Monday, April 6, 2009

Rep. Inglis Engages Climate Skeptics: Tax CO2, Not Work.

Who'd have expected a Republican from South Carolina to emerge as one of the clearest voices for effective climate policy? After a trip to Antarctica where scientists showed him ice cores that record the jump in CO2 levels now warming the Earth, Congressman Bob Inglis (R-SC) is convinced: "The evidence is compelling: Global Warming is a real, human-caused problem."

Inglis addresses skeptics with a science experiment:

“This is an egg... from the grocery store that’s been sitting there in some vinegar. Vinegar, as you remember from high school science, is an acid, and when it encounters the calcium on this egg, the calcium gets dissolved by the acid of the vinegar. This is essentially the problem with carbon dioxide levels rising in the atmosphere and the ocean being a sink for that carbon dioxide.

“...CO2 levels in the atmosphere are causing the ocean to become more acidic, and potentially dissolve the shells of the calcium based plankton. We would open a hole in the bottom of the food chain, and the result would be a very serious impact in human life on this planet.

“Unlike the models which really are very complicated, this is really a very simple chemical equation, and it will happen any time you have calcium coming in contact with an acid. So it’s more certain and something that therefore should cause us to act.

Inglis points out that we can take action without hurting ourselves. Now, we dump CO2 into the air as a free good. If we price it, and use the money to reduce other taxes we can gain in three ways. Less pollution, more jobs and better national security.

He explains, "Start with a tax reduction, that’s something conservatives can warm to, and make it a payroll tax reduction, something liberals are excited about... Reduce the taxes on payroll, and then in equal amount, apply a tax on carbon dioxide, so there’s no additional take to the government. There’s no tax increase there, it’s reducing one tax, and imposing a tax on something different. It’s reducing taxes on something we want more of which is Labor, Industry and income, and imposing a tax on something we want less of, which is carbon dioxide.

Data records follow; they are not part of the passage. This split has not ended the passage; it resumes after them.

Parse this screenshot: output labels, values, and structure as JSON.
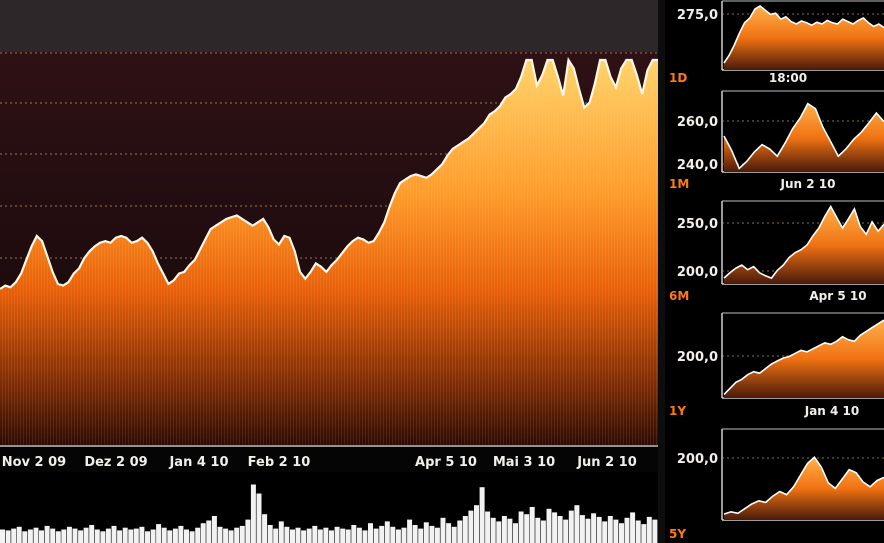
{
  "chart_data": [
    {
      "type": "area",
      "id": "main",
      "title": "",
      "xlabel": "",
      "ylabel": "",
      "x_tick_labels": [
        "Nov 2 09",
        "Dez 2 09",
        "Jan 4 10",
        "Feb 2 10",
        "Apr 5 10",
        "Mai 3 10",
        "Jun 2 10"
      ],
      "grid": true,
      "series": [
        {
          "values": [
            0.43,
            0.45,
            0.44,
            0.47,
            0.52,
            0.6,
            0.68,
            0.74,
            0.71,
            0.62,
            0.53,
            0.46,
            0.45,
            0.47,
            0.52,
            0.55,
            0.61,
            0.65,
            0.68,
            0.7,
            0.71,
            0.7,
            0.73,
            0.74,
            0.73,
            0.7,
            0.71,
            0.73,
            0.7,
            0.65,
            0.58,
            0.52,
            0.46,
            0.48,
            0.52,
            0.53,
            0.57,
            0.6,
            0.66,
            0.72,
            0.78,
            0.8,
            0.82,
            0.84,
            0.85,
            0.86,
            0.84,
            0.82,
            0.8,
            0.82,
            0.84,
            0.79,
            0.72,
            0.69,
            0.74,
            0.73,
            0.65,
            0.53,
            0.49,
            0.53,
            0.58,
            0.56,
            0.53,
            0.57,
            0.6,
            0.64,
            0.68,
            0.71,
            0.73,
            0.72,
            0.7,
            0.71,
            0.76,
            0.82,
            0.91,
            0.99,
            1.05,
            1.07,
            1.09,
            1.1,
            1.09,
            1.08,
            1.1,
            1.13,
            1.16,
            1.21,
            1.25,
            1.27,
            1.29,
            1.31,
            1.34,
            1.37,
            1.4,
            1.45,
            1.47,
            1.5,
            1.55,
            1.57,
            1.6,
            1.67,
            1.78,
            1.8,
            1.62,
            1.68,
            1.86,
            1.78,
            1.67,
            1.56,
            1.78,
            1.72,
            1.6,
            1.49,
            1.52,
            1.63,
            1.77,
            1.8,
            1.67,
            1.61,
            1.72,
            1.89,
            1.81,
            1.68,
            1.57,
            1.71,
            1.9,
            2.03
          ]
        }
      ],
      "volume": [
        0.15,
        0.14,
        0.16,
        0.18,
        0.13,
        0.15,
        0.17,
        0.14,
        0.19,
        0.16,
        0.13,
        0.15,
        0.18,
        0.16,
        0.14,
        0.17,
        0.2,
        0.15,
        0.13,
        0.16,
        0.19,
        0.14,
        0.17,
        0.15,
        0.16,
        0.18,
        0.13,
        0.15,
        0.21,
        0.17,
        0.14,
        0.16,
        0.19,
        0.15,
        0.13,
        0.17,
        0.22,
        0.25,
        0.3,
        0.18,
        0.16,
        0.14,
        0.17,
        0.19,
        0.26,
        0.65,
        0.55,
        0.32,
        0.2,
        0.16,
        0.24,
        0.18,
        0.15,
        0.17,
        0.14,
        0.16,
        0.19,
        0.15,
        0.17,
        0.14,
        0.18,
        0.16,
        0.15,
        0.2,
        0.17,
        0.14,
        0.22,
        0.16,
        0.19,
        0.24,
        0.18,
        0.15,
        0.17,
        0.26,
        0.2,
        0.16,
        0.23,
        0.19,
        0.17,
        0.28,
        0.22,
        0.18,
        0.25,
        0.3,
        0.36,
        0.42,
        0.62,
        0.35,
        0.28,
        0.24,
        0.3,
        0.27,
        0.22,
        0.35,
        0.32,
        0.4,
        0.28,
        0.25,
        0.38,
        0.34,
        0.3,
        0.26,
        0.36,
        0.42,
        0.31,
        0.27,
        0.33,
        0.29,
        0.24,
        0.3,
        0.26,
        0.22,
        0.28,
        0.34,
        0.25,
        0.21,
        0.29,
        0.26
      ]
    },
    {
      "type": "area",
      "id": "p1d",
      "period_label": "1D",
      "y_tick_labels": [
        "275,0"
      ],
      "x_tick_labels": [
        "18:00"
      ],
      "values": [
        0.05,
        0.18,
        0.35,
        0.55,
        0.72,
        0.8,
        0.95,
        1.0,
        0.93,
        0.86,
        0.88,
        0.78,
        0.82,
        0.74,
        0.7,
        0.75,
        0.72,
        0.68,
        0.73,
        0.7,
        0.76,
        0.72,
        0.7,
        0.78,
        0.74,
        0.7,
        0.76,
        0.8,
        0.72,
        0.66,
        0.7,
        0.64
      ]
    },
    {
      "type": "area",
      "id": "p1m",
      "period_label": "1M",
      "y_tick_labels": [
        "260,0",
        "240,0"
      ],
      "x_tick_labels": [
        "Jun 2 10"
      ],
      "values": [
        0.5,
        0.3,
        0.05,
        0.15,
        0.28,
        0.38,
        0.32,
        0.22,
        0.4,
        0.6,
        0.75,
        0.95,
        0.88,
        0.62,
        0.42,
        0.22,
        0.32,
        0.45,
        0.55,
        0.68,
        0.82,
        0.7
      ]
    },
    {
      "type": "area",
      "id": "p6m",
      "period_label": "6M",
      "y_tick_labels": [
        "250,0",
        "200,0"
      ],
      "x_tick_labels": [
        "Apr 5 10"
      ],
      "values": [
        0.05,
        0.12,
        0.18,
        0.22,
        0.16,
        0.2,
        0.12,
        0.08,
        0.05,
        0.15,
        0.22,
        0.32,
        0.38,
        0.42,
        0.48,
        0.6,
        0.7,
        0.85,
        0.98,
        0.84,
        0.7,
        0.82,
        0.95,
        0.72,
        0.62,
        0.78,
        0.66,
        0.75
      ]
    },
    {
      "type": "area",
      "id": "p1y",
      "period_label": "1Y",
      "y_tick_labels": [
        "200,0"
      ],
      "x_tick_labels": [
        "Jan 4 10"
      ],
      "values": [
        0.02,
        0.1,
        0.18,
        0.22,
        0.28,
        0.32,
        0.3,
        0.36,
        0.42,
        0.46,
        0.5,
        0.52,
        0.56,
        0.6,
        0.58,
        0.62,
        0.66,
        0.7,
        0.68,
        0.72,
        0.78,
        0.74,
        0.72,
        0.8,
        0.85,
        0.9,
        0.95,
        1.0
      ]
    },
    {
      "type": "area",
      "id": "p5y",
      "period_label": "5Y",
      "y_tick_labels": [
        "200,0"
      ],
      "x_tick_labels": [],
      "values": [
        0.05,
        0.08,
        0.06,
        0.12,
        0.18,
        0.22,
        0.2,
        0.28,
        0.34,
        0.3,
        0.4,
        0.55,
        0.7,
        0.78,
        0.65,
        0.45,
        0.38,
        0.5,
        0.62,
        0.58,
        0.46,
        0.4,
        0.48,
        0.52
      ]
    }
  ]
}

“If we do that, and then apply that mixture to imported goods as well as domestically produced goods, so we’re not simply exporting jobs and exporting the problem, what we can do is change the economics, so that incumbent technologies no longer have a free good in the air, and a free pass on the national security implications of that product. If you internalize those externals, attach those external costs to the products - to the fossil fuels - then the competing technology has a chance to win.

“[W]e can do for energy what Microsoft and Apple did for the PC and the internet. We can break through to a future that’s not dependent on fossil fuels, and that uses newer, cleaner, job-creating fuels that also improve the national security of the United States. It really is the triple play of this American century... improve the national security of the United States, create jobs and clean up the air."

See the full report at Congressman Bob Inglis: How to Engage Republicans, even Skeptics, on Carbon Legislation and Inglis' NY Times op-ed with economist Arthur Laffer, An Emissions Plan Conservatives Could Warm To.

Inglis isn't the only one who's getting the idea. The House Ways & Means Committee is catching on, too: see Ways & Means Weighs Bypassing Trading, Going Straight for Carbon Price.